I had a great time at Greenbelt with Mark, Lou, Nathan and the rest of my family, Tam, James, Callum and Abi. There were some magic moments and some tragic moments but, overall, a thoroughly positive experience! It was really good to meet the people behind the names that Mark keeps talking about! I have come away with loads of questions, some of which I'll share with you (feel free to respond!)...loosely based around fruit.
The last thing I did before we came away was to write a lead article about fruit, based on the familiar passage in Galatians, for our church newsletter. (I'm also one of the leaders of a charismatic church in another life...still another kicks off again tomorrow when I will be sitting back in front of my computer at work getting 1400 A level students onto the right courses and into the right classrooms...ugghh!) I digress. After an amusing couple of hours pitching our tents on Thursday evening - including a 300 metre steeplechase carrying a half-erected tent over various fences - we found a nice clear area to set up camp. The following day we were surrounded by a large church group (Church of t' Martyrs) and flags with giant tomatoes became our homing beacon! Fruit again.
It was interesting spending time in and around the New Forms cafe and getting more of an insight into emerging church. It provoked some thoughts - most of the worship was pretty similar - probably not surprising - but what does/should the fruit look like? How is it preaching good news to the poor; proclaiming freedom for the prisoners and recovery of sight for the blind; releasing the oppressed; proclaiming the year of the Lord's favour? - or is it merely providing a space for those who would already class themselves as Christians to gather around a different expression of worship? - a constant feature of church history. I'd love to have heard/hear more stories of changed lives and communities - I'm sure they exist! - or am I looking at it in the wrong way?
As ever, Pete Rollins and the Ikon guys provoked cerebral activity and spiritual disturbance. I really value their free expression and am particularly grabbed by the idea of "faithful betrayal". I'm busy trying to burn the box I've put God in (probably I'm the one in the box!) and move into the open spaces of freedom to exist with the Truth, knowing that it is far greater than my understanding.
I've gone on too long, but I'll finish with a fruity analogy that was planted in my mind as I woke this morning...There comes a time in every child's life when they meet the betrayal that a tomato is a fruit. Their whole mental framework for classifying fruit has to change when they understand that it is not about sweetness, but how the seeds are carried...
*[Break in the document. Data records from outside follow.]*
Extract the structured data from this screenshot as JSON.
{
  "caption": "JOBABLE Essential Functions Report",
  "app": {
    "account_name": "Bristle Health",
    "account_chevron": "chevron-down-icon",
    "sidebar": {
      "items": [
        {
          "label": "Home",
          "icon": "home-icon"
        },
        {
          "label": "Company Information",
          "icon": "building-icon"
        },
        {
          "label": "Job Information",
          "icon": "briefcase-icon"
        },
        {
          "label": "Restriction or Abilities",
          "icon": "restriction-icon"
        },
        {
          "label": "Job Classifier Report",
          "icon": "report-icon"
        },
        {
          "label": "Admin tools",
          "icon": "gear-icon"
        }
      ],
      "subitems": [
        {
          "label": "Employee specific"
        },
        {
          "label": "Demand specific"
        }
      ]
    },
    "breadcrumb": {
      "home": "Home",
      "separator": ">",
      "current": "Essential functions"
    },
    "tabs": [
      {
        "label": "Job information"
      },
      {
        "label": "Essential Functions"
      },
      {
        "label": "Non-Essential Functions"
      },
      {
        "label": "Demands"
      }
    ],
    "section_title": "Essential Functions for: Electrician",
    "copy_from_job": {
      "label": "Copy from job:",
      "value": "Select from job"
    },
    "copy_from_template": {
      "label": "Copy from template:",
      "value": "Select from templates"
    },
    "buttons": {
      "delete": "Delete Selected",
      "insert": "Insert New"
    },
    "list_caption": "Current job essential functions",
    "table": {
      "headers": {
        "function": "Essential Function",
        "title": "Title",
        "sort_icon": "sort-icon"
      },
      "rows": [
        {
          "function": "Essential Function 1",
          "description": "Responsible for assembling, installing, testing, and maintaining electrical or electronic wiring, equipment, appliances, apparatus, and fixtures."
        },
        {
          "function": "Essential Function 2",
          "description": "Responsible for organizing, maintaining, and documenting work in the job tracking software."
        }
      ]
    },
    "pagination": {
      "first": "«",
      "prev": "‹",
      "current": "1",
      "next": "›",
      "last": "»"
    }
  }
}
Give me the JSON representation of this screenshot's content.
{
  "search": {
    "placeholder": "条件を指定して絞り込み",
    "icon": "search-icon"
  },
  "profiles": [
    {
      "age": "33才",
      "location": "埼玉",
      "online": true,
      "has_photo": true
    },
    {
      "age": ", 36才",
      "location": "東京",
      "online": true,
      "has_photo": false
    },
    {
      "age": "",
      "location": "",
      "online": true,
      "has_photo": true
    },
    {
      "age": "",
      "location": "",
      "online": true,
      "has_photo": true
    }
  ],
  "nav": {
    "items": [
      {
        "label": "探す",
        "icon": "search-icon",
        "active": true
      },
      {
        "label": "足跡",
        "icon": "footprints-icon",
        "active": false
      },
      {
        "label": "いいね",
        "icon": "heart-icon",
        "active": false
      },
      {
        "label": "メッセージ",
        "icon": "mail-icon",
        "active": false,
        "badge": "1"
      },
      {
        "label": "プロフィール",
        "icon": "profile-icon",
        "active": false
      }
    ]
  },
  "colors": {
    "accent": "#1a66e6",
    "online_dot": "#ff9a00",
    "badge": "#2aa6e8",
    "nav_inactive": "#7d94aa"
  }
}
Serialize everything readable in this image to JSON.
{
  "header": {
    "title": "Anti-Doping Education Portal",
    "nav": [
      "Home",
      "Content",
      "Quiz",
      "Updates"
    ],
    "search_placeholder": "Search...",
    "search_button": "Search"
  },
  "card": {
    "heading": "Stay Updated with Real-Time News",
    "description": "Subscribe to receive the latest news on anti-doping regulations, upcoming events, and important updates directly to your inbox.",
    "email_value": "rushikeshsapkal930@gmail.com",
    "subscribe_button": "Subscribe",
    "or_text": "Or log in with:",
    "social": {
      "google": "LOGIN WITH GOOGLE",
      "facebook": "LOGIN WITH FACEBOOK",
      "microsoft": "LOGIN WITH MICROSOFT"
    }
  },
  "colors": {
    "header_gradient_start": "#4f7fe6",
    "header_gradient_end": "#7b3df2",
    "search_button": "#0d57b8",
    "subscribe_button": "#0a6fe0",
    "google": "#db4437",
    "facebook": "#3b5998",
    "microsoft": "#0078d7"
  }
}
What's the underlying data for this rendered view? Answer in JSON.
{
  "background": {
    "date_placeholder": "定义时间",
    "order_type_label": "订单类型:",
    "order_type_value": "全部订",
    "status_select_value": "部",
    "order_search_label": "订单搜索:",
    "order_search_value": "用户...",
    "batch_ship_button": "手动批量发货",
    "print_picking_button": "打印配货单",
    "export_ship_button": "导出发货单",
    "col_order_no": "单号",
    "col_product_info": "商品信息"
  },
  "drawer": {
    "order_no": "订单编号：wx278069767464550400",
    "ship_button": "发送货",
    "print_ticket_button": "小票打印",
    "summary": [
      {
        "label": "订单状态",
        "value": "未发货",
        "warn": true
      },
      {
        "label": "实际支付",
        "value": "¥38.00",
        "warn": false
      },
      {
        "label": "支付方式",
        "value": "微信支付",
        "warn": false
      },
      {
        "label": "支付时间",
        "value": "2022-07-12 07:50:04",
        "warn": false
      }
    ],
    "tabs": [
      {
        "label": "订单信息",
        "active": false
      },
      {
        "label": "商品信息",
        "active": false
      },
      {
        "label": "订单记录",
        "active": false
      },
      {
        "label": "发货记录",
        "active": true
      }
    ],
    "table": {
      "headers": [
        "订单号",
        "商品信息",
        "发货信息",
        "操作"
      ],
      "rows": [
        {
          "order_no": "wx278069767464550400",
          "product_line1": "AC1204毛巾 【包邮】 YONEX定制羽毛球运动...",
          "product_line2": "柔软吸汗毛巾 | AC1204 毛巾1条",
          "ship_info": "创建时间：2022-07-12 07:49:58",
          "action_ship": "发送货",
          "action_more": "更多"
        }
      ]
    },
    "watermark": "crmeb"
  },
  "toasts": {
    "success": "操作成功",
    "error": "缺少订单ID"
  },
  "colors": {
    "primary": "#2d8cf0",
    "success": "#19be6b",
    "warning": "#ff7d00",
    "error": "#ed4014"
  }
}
Very astute observations Mr Sheene! There is definitely a tension between two perspectives (of the many) of the 'Emerging Church' - how much of it is Church for the de-churched, disenfranchised, post-churched, deconstructed, post-modern believer etc. etc. alot of which has grown from the alt.worship world and how much is 'fundamentally' missional in nature... ie. where does the Emergence begin... is it a 'new'understanding of Church emerging from traditional church, the seeds being formed in dissatisfaction... or is it church emerging from a community of spiritual seekers, for whom the 'starting' point is a question and maybe an encounter with an unknown God... the third perspective may contain a bit of both, that it is Church in the context of a culture ("post-modernity') that it is emerging itself... my emphasis would be on the latter two, but would still include a degree of the 'internal' deconstruction that is evident in the former. For me the core value would be that the Church should be Missional and therefore seek to enable an expression of community to emerge, in order to do that though there does need to be theological and ecclesiological deconstruction of where we, the Church, is and what we hold to.
BTW I love the final paragraph! You are bang on... it is not about the surface, the style, the visible expression... it should surely be about the seed... therefore we need to engage in an exploration of just what is the essential seed... interestingly when one takes a seed from a Tomatoe if you do not strip it of all the jelly/flesh that encompasses the seed itself... it will not germinate!